Güncelleme Tarihi:
SİVAS, (DHA)- SİVAS Kongresi'nin 99'uncu yıldönümü etkinlikleri kapsamında düzenlenen "Sivas 7'nci Kitap Günleri" yoğun katılımlarla devam ediyor.
4 Eylül Sivas Kongresi Kültür ve Sanat Şenlikleri etkinlikleri kapsamında düzenlenen "Sivas 7'nci Kitap Günleri"nde söyleşiler aralıksız devam ediyor. Sivaslı gazeteci yazar Yavuz Bülent Bakiler, "Var Olmamız Yok Olmamız" konulu söyleşi ile vatandaşlarla buluştu. Buruciye Medresesi’nde düzenlenen söyleşiye katılım oldukça yoğundu. Konuşmasının bazıları tarafından son derece önemli olacağına değinerek sözlerine başlayan Yavuz Bülent Bakiler, "Türkiye’nin ve Türk topluluğunun üzerinde hassasiyetle durması gereken bir konu var. Ben bunu Hacı Bektaş Veli Hazretlerinin Makalet adlı kitabında gördüm, beni düşündürdü ve bana yeni bir ufuk açtı. Basitin ötesinde basit önemlinin ötesinde çok önemli bir tespit. Hacı Bektaş Veli hazretleri, iman, akıl ve şeytan üçlüsü üzerinde çok büyük bir dikkatle duran din alimimiz diyor ki; bu tespitlerinden birisinde iman bir hazinedir akıl bu hazinenin sahibidir şeytan ise hırsızdır. Akıl imanın başından çekilip giderse şeytan imanı çalar akıl çok önemli. Diyor ki Hacı Bektaş Veli hazretleri, iman süttür, akıl bu sütün sahibidir, şeytan ittir, üçü bir aradadır. Sütün sahibi, sütün başından ayrılırsa ne olur it yani şeytan sütü içmeye başlar. Burada Hacı Bektaşi Veli hazretleri aklın önemini ortaya koymaya çalışıyor." dedi.

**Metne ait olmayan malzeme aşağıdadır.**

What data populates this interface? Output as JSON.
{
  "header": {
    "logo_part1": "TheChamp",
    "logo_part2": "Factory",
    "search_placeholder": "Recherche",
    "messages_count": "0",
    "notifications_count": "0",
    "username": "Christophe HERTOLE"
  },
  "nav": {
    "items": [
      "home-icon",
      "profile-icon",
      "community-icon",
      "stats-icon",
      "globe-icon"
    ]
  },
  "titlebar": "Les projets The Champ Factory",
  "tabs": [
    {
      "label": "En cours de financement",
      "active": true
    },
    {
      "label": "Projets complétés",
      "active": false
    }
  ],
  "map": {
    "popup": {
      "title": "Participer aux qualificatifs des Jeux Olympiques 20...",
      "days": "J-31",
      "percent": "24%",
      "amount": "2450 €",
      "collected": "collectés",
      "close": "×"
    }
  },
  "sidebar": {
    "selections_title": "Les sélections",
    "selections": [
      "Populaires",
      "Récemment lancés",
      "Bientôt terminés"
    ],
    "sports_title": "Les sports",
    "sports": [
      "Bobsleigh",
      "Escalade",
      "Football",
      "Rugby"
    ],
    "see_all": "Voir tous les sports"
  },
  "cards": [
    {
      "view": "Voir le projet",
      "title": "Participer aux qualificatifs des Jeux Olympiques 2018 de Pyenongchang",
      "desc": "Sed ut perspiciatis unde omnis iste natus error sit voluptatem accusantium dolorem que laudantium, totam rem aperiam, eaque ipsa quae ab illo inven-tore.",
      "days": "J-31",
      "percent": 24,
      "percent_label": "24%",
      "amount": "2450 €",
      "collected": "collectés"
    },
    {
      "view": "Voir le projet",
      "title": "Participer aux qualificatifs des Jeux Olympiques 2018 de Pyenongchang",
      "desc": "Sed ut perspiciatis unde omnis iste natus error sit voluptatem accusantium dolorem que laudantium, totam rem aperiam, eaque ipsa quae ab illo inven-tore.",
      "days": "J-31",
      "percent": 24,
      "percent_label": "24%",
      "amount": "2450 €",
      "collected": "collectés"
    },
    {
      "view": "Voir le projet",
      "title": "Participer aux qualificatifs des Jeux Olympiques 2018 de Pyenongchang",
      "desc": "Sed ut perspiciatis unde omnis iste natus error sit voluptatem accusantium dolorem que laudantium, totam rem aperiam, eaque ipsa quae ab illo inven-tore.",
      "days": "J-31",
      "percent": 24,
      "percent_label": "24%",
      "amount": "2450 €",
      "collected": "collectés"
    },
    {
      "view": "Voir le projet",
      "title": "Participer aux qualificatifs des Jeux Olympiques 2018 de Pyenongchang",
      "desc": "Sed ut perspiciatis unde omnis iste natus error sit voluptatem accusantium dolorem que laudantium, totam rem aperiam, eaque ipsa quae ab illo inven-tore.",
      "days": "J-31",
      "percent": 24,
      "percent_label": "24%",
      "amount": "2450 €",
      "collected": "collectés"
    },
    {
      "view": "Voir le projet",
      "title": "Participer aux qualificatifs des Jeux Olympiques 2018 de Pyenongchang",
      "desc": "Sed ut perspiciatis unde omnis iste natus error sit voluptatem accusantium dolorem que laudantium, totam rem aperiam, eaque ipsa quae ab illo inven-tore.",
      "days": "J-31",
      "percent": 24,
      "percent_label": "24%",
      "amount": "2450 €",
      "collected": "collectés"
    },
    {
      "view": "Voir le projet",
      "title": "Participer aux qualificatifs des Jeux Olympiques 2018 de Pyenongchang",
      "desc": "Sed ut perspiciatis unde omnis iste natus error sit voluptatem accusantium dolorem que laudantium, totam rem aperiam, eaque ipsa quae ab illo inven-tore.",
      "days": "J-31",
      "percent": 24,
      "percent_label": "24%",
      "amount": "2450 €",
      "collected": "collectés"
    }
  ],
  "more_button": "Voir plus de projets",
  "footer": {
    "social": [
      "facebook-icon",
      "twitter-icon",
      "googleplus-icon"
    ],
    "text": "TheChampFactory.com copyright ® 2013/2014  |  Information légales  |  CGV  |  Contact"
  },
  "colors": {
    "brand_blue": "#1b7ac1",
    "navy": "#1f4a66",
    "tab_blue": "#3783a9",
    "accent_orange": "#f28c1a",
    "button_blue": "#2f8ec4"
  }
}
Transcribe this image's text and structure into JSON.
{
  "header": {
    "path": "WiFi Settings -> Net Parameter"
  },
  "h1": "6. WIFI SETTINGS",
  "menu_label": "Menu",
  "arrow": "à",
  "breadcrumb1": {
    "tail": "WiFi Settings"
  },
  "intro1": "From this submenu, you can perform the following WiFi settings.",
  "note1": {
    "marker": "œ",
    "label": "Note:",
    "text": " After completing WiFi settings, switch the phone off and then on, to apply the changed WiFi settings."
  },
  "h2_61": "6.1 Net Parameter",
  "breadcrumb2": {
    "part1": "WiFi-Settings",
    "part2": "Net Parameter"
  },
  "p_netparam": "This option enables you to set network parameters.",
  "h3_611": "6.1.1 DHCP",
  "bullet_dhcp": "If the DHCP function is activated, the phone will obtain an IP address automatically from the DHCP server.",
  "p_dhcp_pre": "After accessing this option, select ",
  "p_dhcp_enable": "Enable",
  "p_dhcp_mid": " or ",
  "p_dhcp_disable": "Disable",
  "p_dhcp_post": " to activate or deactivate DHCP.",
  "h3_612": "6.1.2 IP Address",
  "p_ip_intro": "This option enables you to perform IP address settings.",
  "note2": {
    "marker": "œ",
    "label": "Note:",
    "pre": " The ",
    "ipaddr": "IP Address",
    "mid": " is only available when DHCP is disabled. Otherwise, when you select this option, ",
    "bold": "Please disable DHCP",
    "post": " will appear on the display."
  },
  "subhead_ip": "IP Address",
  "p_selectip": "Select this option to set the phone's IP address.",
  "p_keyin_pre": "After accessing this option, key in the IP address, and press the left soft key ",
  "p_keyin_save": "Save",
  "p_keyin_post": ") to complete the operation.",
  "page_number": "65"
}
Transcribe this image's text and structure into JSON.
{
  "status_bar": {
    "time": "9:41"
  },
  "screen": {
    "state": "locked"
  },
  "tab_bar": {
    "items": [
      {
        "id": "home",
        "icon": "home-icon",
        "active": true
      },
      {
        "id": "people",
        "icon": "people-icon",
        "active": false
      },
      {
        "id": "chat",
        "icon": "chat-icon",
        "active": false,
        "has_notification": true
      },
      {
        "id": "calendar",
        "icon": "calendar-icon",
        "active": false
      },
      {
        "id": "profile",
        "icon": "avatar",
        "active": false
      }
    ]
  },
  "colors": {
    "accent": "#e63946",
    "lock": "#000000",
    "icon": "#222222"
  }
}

"OSMANLI TÜRKÇEYİ YAYGINLAŞTIRAMADI"
Osmanlı’nın Türkçeyi geniş bir alana yayamadığına dikkat çeken Bakiler, "Osmanlı İmparatorluğunun sebebi Türkçeyi yaygınlaştıramamaktan kaynaklanır Türkçeyi geniş bir alana yayamadık. İmparatorluk bu sebepten duraksamaya, gerilemeye, yıkılmaya başladı. Ben bu yazıyı okuduktan sonra bütün samimiyetimle söylüyorum neden bir topluluk karşısında rahat konuşamadığımı anladım çünkü okumuyordum ve hafızamda yeterli miktarda kelime yoktu. Ben, Namık Kemal’in yazısını okuduktan sonra içerisinde bulunduğum facianın boyutlarını çok iyi değerlendirdim dedim ki aklımda yeterli kelime olmadığı için ben toplumda konuşamıyorum. Bu nerde var, bu bakkalda yok, bu kitaplarda var. Okumaya başladım fakültenin birinci sınıfından itibaren okudukça çok cahil bir insan olduğumu gördüm ve cehaletimden utandım. Daha çok daha çok daha çok okumaya başladım, okudukça hafızamda yeni kelimeler boy vermeye başladılar. Günün birinde hafızamda yeterli miktarda kelime seviyesi meydana gelince bir topluluk önünde dakikalarca kağıda bakmadan şey demeden, yani demeden bir takım çirkinliklere bulaşmadan konuşmaya başladık. Niye okudukta ondan, algımızı kullanmaya başladıkta ondan. Aklı değerlendirdiğiniz zaman böyle bir takım güzelliklerle karşı karşıya kalıyorsunuz." dedi. Bakiler söyleşinin ardından imza alanına geçerek okuyucularının kitaplarını imzaladı.